One of my blog posts, ‘How I Lost the Crowd‘, discusses how my one project got hacked. That piece was read by some 400 people shortly after it was posted – and it later found its way into various digital history syllabi ( for instance here. This post has been read over 700 times in the past 10 months. Failing in public is where research and teaching are the same side of the same coin (he said, to mangle a metaphor).

So what should one look for?

Work that is transformative; where multi-authored work is valued as much as the single-author opus; work that is outward facing and is recognized by others through linking, reposting, sharing (and other so-called ‘alt-metrics; cf http://impactstory.org/ for one attempt to pull these all together); data-as-publication; code-as-publication; experiments and risktaking and open discussion of what does and what does not work; software development & project management should be recognized as research; and any work that lays the groundwork for others to see further – the humble ‘how to’ (our lunatick moment; see for instance http://programminghistorian.org ).

For explicit guidelines on how to evaluate digital work, see Rockwell, http://journalofdigitalhumanities.org/1-4/short-guide-to-evaluation-of-digital-work-by-geoffrey-rockwell/

Considering any digital work, Rockwell suggests the following questions:

  • Is it accessible to the community of study?
  • Did the creator get competitive funding?

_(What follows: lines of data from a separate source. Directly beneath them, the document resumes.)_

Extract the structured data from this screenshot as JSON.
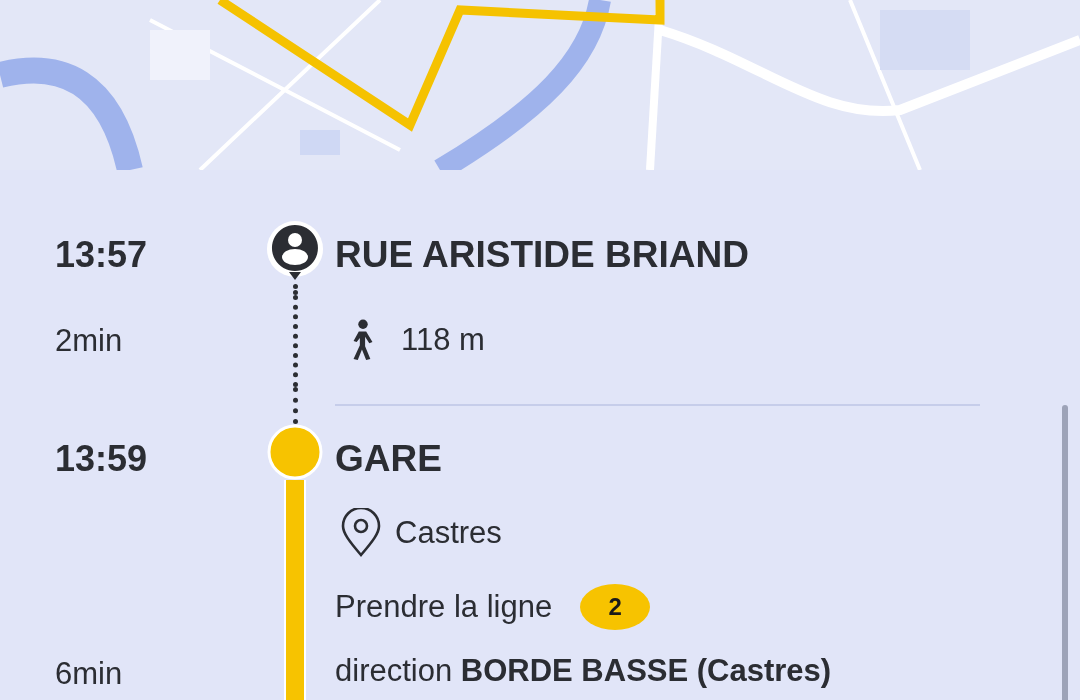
{
  "stops": [
    {
      "kind": "walk",
      "time": "13:57",
      "name": "RUE ARISTIDE BRIAND",
      "duration": "2min",
      "distance": "118 m"
    },
    {
      "kind": "bus",
      "time": "13:59",
      "name": "GARE",
      "city": "Castres",
      "take_line": "Prendre la ligne",
      "line": "2",
      "duration": "6min",
      "direction": "direction **BORDE BASSE (Castres)**"
    }
  ]
}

Have they tried to apply?
  • Have there been any expert consultations? Has this been shown to others for expert opinion?
  • Has the work been reviewed? Can it be submitted for peer review?  (things like Digital Humanities Now, & JDH are crucial here)
  • Has the work been presented at conferences?
  • Have papers or reports about the project been published?  (whether online or print, born-digital or otherwise is not the issue here)
  • Do others link to it? Does it link out well?
  • If it is an instructional project, has it been assessed appropriately?
  • Is there a deposit plan? Will it be accessible over the longer term? Will the library take it?

I’m not saying that we should build this checklist into any tenure and promotion language; rather I’m offering it here to suggest that any such language, if it broadly considers such things, will probably be ok, in the hopes of finding an acceptable middle ground between the box-tickers and the non-boxtickers. Rockwell offers some best practices for carrying out digital work, that speak to these questions:

  • Appropriate content (What was digitized?)
  • Digitization to archival standards (Are images saved to museum or archival standards?)
  • Encoding (Does it use appropriate markup like XML or follow TEI guidelines?)
  • Enrichment (Has the data been annotated, linked, and structured appropriately?)
  • Technical Design (Is the delivery system robust, appropriate, and documented?)
  • Interface Design and Usability (Is it designed to take advantage of the medium? Has the interface been assessed? Has it been tested? Is it accessible to its intended audience?)
  • Online Publishing (Is it published from a reliable provider? Is it published under a digital imprint?)
  • Demonstration (Has it been shown to others?)
  • Linking (Does it connect well with other projects?)
  • Learning (Is it used in a course? Does it support pedagogical objectives? Has it been assessed?)


This is of course a thinking-out-loud exercise, and will no doubt change. Thoughts?